Depuis que j’ai accepté la responsabilité du service technique, et par là la gestion de la sécurité des biens et des personnes, j’ai décidé de bousculer les habitudes: plus de médicaments à l’infirmerie (uniquement des compresses stériles et des lingettes nettoyantes), une liste à jour des pansements et désinfectants, les instruments indispensables (ciseaux à bout ronds, pince à échardes, oeillère pour laver l’oeil, gants jetables, sachets plastiques, couverture de survie…

Et appel systématique aux urgences en cas de problème médical.

Cela a beaucoup changé les petites habitudes… Mais je résiste à la pression et essaye d’être pédagogique sur ces changements, sur la sécurité, etc.

N’empêche que quand les pompiers sont partis, je suis rentré m’isoler dans mon bureau et j’ai pleuré un bon coup. Le contrecoup sans doute.

Je suis trop sensible, j’aurais fait un mauvais urgentiste.

De Michel Eyquem de Zythom

N’ayant rien à faire ce dimanche, et constatant que ce blog a maintenant une audience internationale, je me permets de le présenter en langue anglaise et en chinois.

Having nothing to do this Sunday, and noting that this blog has an international audience, let me present it in English and Chinese. Thank you « Google beta translation. »

在没有做到这一点星期日,并指出,此博客具有国际观众,让我目前它的英文和中国。谢谢你“谷歌测试翻译。”

Internet user, loe here a well-meaning Blog. It doth at the first entrance forewarne thee, that in contriving the same I have proposed unto my selfe no other than a familiar and private end: I have no respect or consideration at all, either to thy service, or to my glory: my forces are not capable of any such desseigne. I have vowed the same to the particular commodity of my kinsfolk and friends: to the end, that losing me (which they are likely to do ere long), they may therein find some lineaments of my conditions and humours, and by that meanes reserve more whole, and more lively foster the knowledge and acquaintance they have had of me. Had my intention beene to forestal and purchase the world’s opinion and favour, I would surely have adorned myselfe more quaintly, or kept a more grave and solemne march. I desire thereun to be delineated in mine own genuine, simple and ordinarie fashion, without contention, art or study; for it is myselfe I pourtray. My imperfections shall thus be read to the life, and my naturall forme discerned, so farre-forth as publike reverence hath permitted me. For if my fortune had beene to have lived among those nations which yet are said to live under the sweet liberty of Nature’s first and uncorrupted lawes, I assure thee, I would most willingly have pourtrayed myselfe fully and naked. Thus, gentle Surfer, myselfe am the groundworke of my blog: it is then no reason thou shouldest employ thy time about so frivolous and vaine a subject. Therefore farewell,

From Zythom,
The First of March, 1580.

Original text from Montaigne, translation by John Florio.

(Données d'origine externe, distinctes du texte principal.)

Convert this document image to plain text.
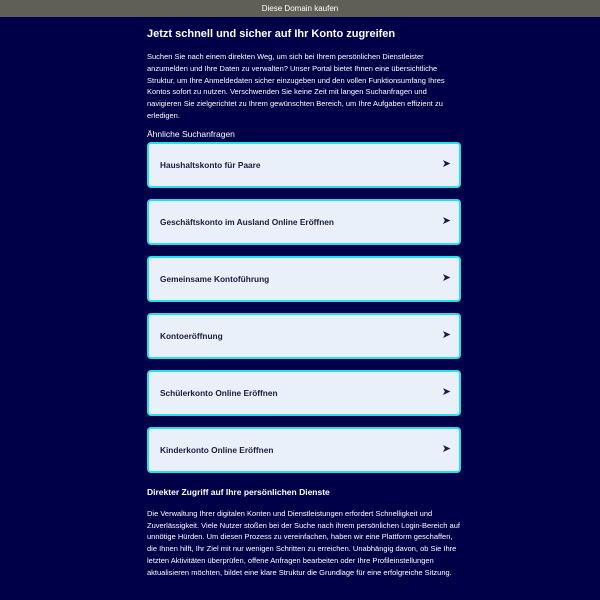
Diese Domain kaufen
Jetzt schnell und sicher auf Ihr Konto zugreifen

Suchen Sie nach einem direkten Weg, um sich bei Ihrem persönlichen Dienstleister anzumelden und Ihre Daten zu verwalten? Unser Portal bietet Ihnen eine übersichtliche Struktur, um Ihre Anmeldedaten sicher einzugeben und den vollen Funktionsumfang Ihres Kontos sofort zu nutzen. Verschwenden Sie keine Zeit mit langen Suchanfragen und navigieren Sie zielgerichtet zu Ihrem gewünschten Bereich, um Ihre Aufgaben effizient zu erledigen.

Ähnliche Suchanfragen
Haushaltskonto für Paare	➤
Geschäftskonto im Ausland Online Eröffnen	➤
Gemeinsame Kontoführung	➤
Kontoeröffnung	➤
Schülerkonto Online Eröffnen	➤
Kinderkonto Online Eröffnen	➤
Direkter Zugriff auf Ihre persönlichen Dienste

Die Verwaltung Ihrer digitalen Konten und Dienstleistungen erfordert Schnelligkeit und Zuverlässigkeit. Viele Nutzer stoßen bei der Suche nach ihrem persönlichen Login-Bereich auf unnötige Hürden. Um diesen Prozess zu vereinfachen, haben wir eine Plattform geschaffen, die Ihnen hilft, Ihr Ziel mit nur wenigen Schritten zu erreichen. Unabhängig davon, ob Sie Ihre letzten Aktivitäten überprüfen, offene Anfragen bearbeiten oder Ihre Profileinstellungen aktualisieren möchten, bildet eine klare Struktur die Grundlage für eine erfolgreiche Sitzung.
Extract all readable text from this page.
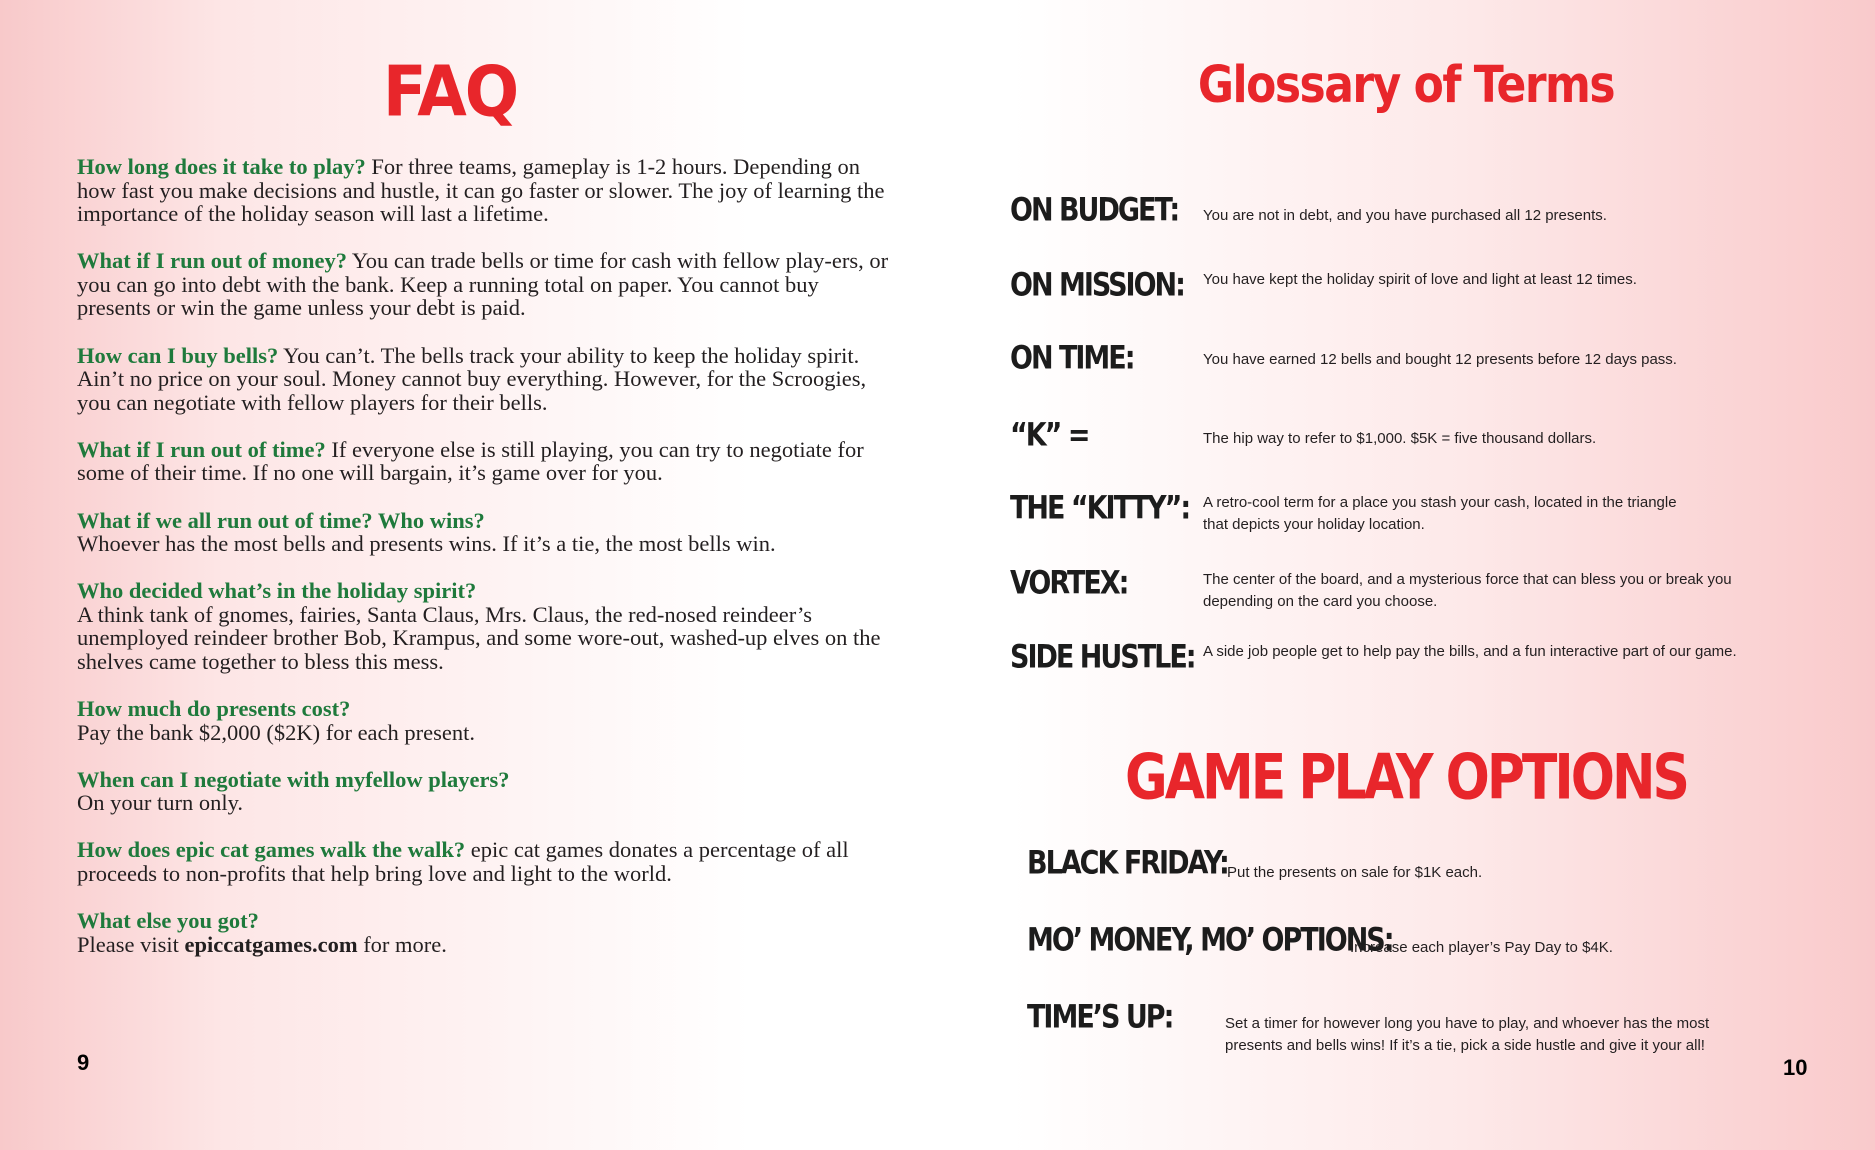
FAQ
How long does it take to play? For three teams, gameplay is 1-2 hours. Depending on how fast you make decisions and hustle, it can go faster or slower. The joy of learning the importance of the holiday season will last a lifetime.
What if I run out of money? You can trade bells or time for cash with fellow play-ers, or you can go into debt with the bank. Keep a running total on paper. You cannot buy presents or win the game unless your debt is paid.
How can I buy bells? You can’t. The bells track your ability to keep the holiday spirit. Ain’t no price on your soul. Money cannot buy everything. However, for the Scroogies, you can negotiate with fellow players for their bells.
What if I run out of time? If everyone else is still playing, you can try to negotiate for some of their time. If no one will bargain, it’s game over for you.
What if we all run out of time? Who wins?
Whoever has the most bells and presents wins. If it’s a tie, the most bells win.
Who decided what’s in the holiday spirit?
A think tank of gnomes, fairies, Santa Claus, Mrs. Claus, the red-nosed reindeer’s unemployed reindeer brother Bob, Krampus, and some wore-out, washed-up elves on the shelves came together to bless this mess.
How much do presents cost?
Pay the bank $2,000 ($2K) for each present.
When can I negotiate with myfellow players?
On your turn only.
How does epic cat games walk the walk? epic cat games donates a percentage of all proceeds to non-profits that help bring love and light to the world.
What else you got?
Please visit epiccatgames.com for more.
9
Glossary of Terms
ON BUDGET: You are not in debt, and you have purchased all 12 presents.
ON MISSION: You have kept the holiday spirit of love and light at least 12 times.
ON TIME:	You have earned 12 bells and bought 12 presents before 12 days pass.
“K” =	The hip way to refer to $1,000. $5K = five thousand dollars.
THE “KITTY”: A retro-cool term for a place you stash your cash, located in the triangle that depicts your holiday location.
VORTEX:	The center of the board, and a mysterious force that can bless you or break you depending on the card you choose.
SIDE HUSTLE: A side job people get to help pay the bills, and a fun interactive part of our game.
GAME PLAY OPTIONS
BLACK FRIDAY: Put the presents on sale for $1K each.
MO’ MONEY, MO’ OPTIONS:
Increase each player’s Pay Day to $4K.
TIME’S UP:	Set a timer for however long you have to play, and whoever has the most presents and bells wins! If it’s a tie, pick a side hustle and give it your all!
10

以下是博客诚实的球员。你无法进入,我已设定的个人目标和私营答:我不写,使你幸福,我不写我的荣耀,我的部队没有能力这样一个设计。我写信给我的父母和朋友,我将死于一天,他们可以找到所有的特质,我的性格,使他们能够记得我。如果我写信给得到支持的世界,我抹去我的错误和夸大我的素质。我想看看我的简单,自然和普通,学习和没有诡计:因为这是我说,我画画。我国断层热衷于阅读,我的不完善之处,并形成幼稚的我而言,公众尊敬的帮助了我。如果我一直在这些人说,他们仍然生活在甜蜜的自由性质,我向你们保证,我将非常高兴画一个整体,赤身裸体。所以,亲爱的旅客,我本人的主题我的博客:这是不正常的,你失去的时间来阅读。因此,再见。
从Zythom ,在1580年3月1号。